There is a fundamental difference between coaching and managing. Here are the “Five Essential Principles of Coaching” that Jamail’s details throughout his book:
- Make the team more important than any individual
- Don’t avoid conflict – use it!
- Act before a response is needed
- Pay attention to top performers
- Mandate EVERYBODY to practice
I think coaches have the moral obligation to deal with bad attitudes and performers. This coaching technique requires special leadership and people skills. Anyone can learn to combat a team’s ineffectiveness, it only takes diligent study and experience in the essential principles of coaching.
Practice? We talkin’ about practice!
"Discuss possible scenarios and scrimmage those scenarios"
Practice is the art of failing and getting back up. Practice is of the most effective means to learn and grow. I think it’s the principle that unlocks growth in all areas of life: personal, professional, spiritual, social, financial, etc. How does a baseball player improve his swing? Hit a bucket of balls every day. How can a college student pass an organic chemistry exam? Study the textbook and do practice problems. Practice is baked into the fabric of development and growth.
Jamail encourages leaders to mandate everyone on their team to practice. Practice leads to better results, but is not always emphasized because many teams are too often “in the game”. The greatest athletes practice their game 80-90% of the time and play the rest. Shouldn’t business leaders strive to apply this concept with their team? Here are few concrete, practical ways to practice:
- Record yourself giving a speech
- Saying “Hello” and making first impressions
- Saying “No” to less significant requests
The coaching leader knows that team members improve through targeted practice and training. It’s quite possible that the man with 30 years of experience is less valuable than the man with 5 years of experience and exceptional skills. “Perfect practice makes perfect”. The most valuable teammates are coachable and disciplined to practice the right drills. Mandate your team to practice.
If you ain’t first, you’re last
"Everyone deserves a chance and respect, but everybody must earn the ‘game ball’."
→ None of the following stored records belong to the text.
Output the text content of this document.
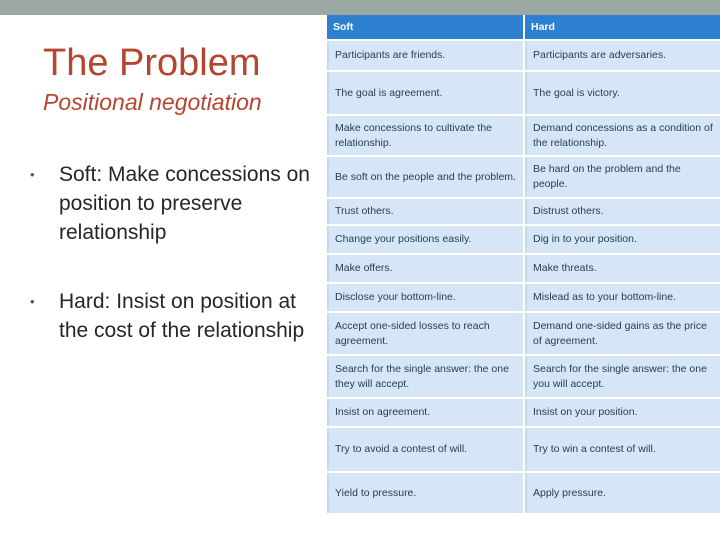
The Problem
Positional negotiation
• Soft: Make concessions on position to preserve relationship
• Hard: Insist on position at the cost of the relationship
Soft	Hard
Participants are friends.	Participants are adversaries.
The goal is agreement.	The goal is victory.
Make concessions to cultivate the relationship.	Demand concessions as a condition of the relationship.
Be soft on the people and the problem.	Be hard on the problem and the people.
Trust others.	Distrust others.
Change your positions easily.	Dig in to your position.
Make offers.	Make threats.
Disclose your bottom-line.	Mislead as to your bottom-line.
Accept one-sided losses to reach agreement.	Demand one-sided gains as the price of agreement.
Search for the single answer: the one they will accept.	Search for the single answer: the one you will accept.
Insist on agreement.	Insist on your position.
Try to avoid a contest of will.	Try to win a contest of will.
Yield to pressure.	Apply pressure.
There are no trophies for participation. Only one team wins the Super Bowl per year. Coaches play their starting goalie during a big soccer game, not the third-stringer. The coach must be performance-oriented. They’re in the game to win. He does not go into a match expecting to lose. Why play the game with an objective to lose? The coach must believe that his team can achieve victory and discipline his team through a practice regimen. Focus the majority of your time on the top players.
Focus on the best, but don’t forget about the bench. You need a backup plan when the starting player gets injured. Leaders should implement apprenticeship systems to create a culture of accountability and mentorship. Once the top guy moves on, he is replaced with an equipped and passionate underling.
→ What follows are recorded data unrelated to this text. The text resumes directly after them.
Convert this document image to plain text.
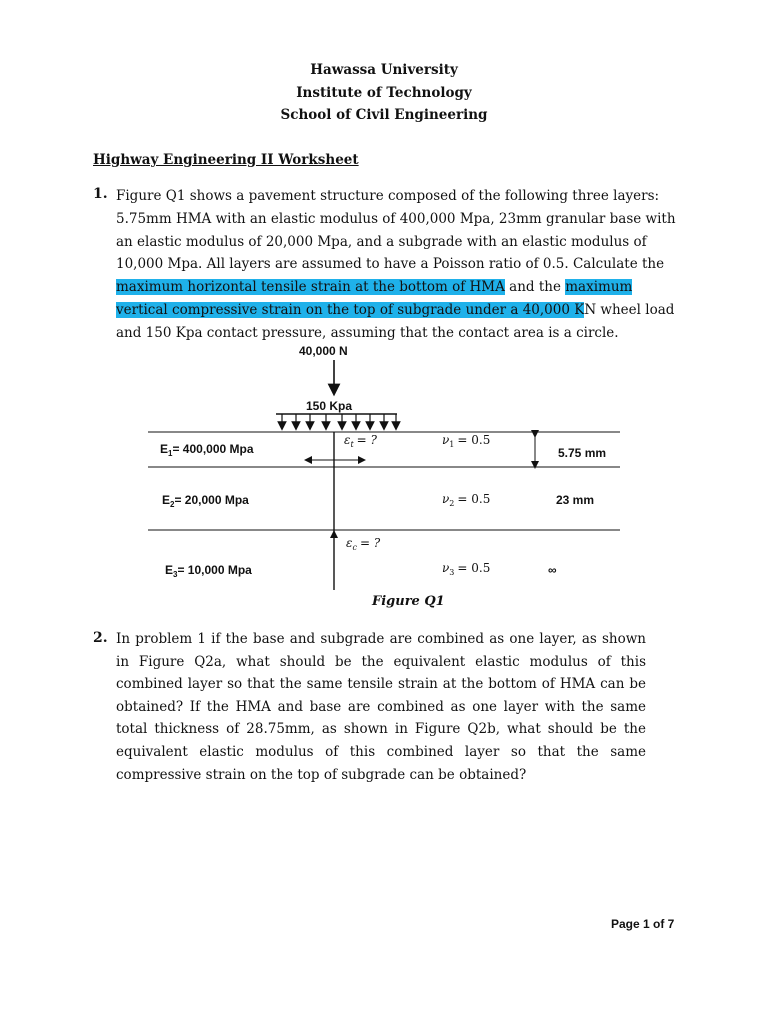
Hawassa University
Institute of Technology
School of Civil Engineering
Highway Engineering II Worksheet
1. Figure Q1 shows a pavement structure composed of the following three layers:
5.75mm HMA with an elastic modulus of 400,000 Mpa, 23mm granular base with
an elastic modulus of 20,000 Mpa, and a subgrade with an elastic modulus of
10,000 Mpa. All layers are assumed to have a Poisson ratio of 0.5. Calculate the
maximum horizontal tensile strain at the bottom of HMA and the maximum
vertical compressive strain on the top of subgrade under a 40,000 KN wheel load
and 150 Kpa contact pressure, assuming that the contact area is a circle.
40,000 N
150 Kpa
$\varepsilon_t$ = ?
$\varepsilon_c$ = ?
$E_1= 400,000$ Mpa
$E_2= 20,000$ Mpa
$E_3= 10,000$ Mpa
$\nu_1 = 0.5$
$\nu_2 = 0.5$
$\nu_3 = 0.5$
5.75 mm
23 mm
∞
Figure Q1
2. In problem 1 if the base and subgrade are combined as one layer, as shown in Figure Q2a, what should be the equivalent elastic modulus of this combined layer so that the same tensile strain at the bottom of HMA can be obtained? If the HMA and base are combined as one layer with the same total thickness of 28.75mm, as shown in Figure Q2b, what should be the equivalent elastic modulus of this combined layer so that the same compressive strain on the top of subgrade can be obtained?
Page 1 of 7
Give genuine recognition and rewards often to your top guys and your bench warmers. Leaders create teams that can perform and continue to produce results. He should ensure each team member is uniquely recognized for a job well done. I forget things super easily and often depend on written systems. Coaches should delegate this responsibility to another team member or a system. However you choose to give recognition, just make it happen!
Are you building a coaching or management culture with your team? Culture is the seed of influence the leader plants in an environment to express the collective attitudes and behaviors of a group of people. How are you inspiring and instilling coaching principles in your leadership team? Leaders have the capacity to sustain movement through clearly expressing ideas. Are you willing to commit to the individual’s betterment and the team’s best interest? Coaching a team is an involved and selfless virtue.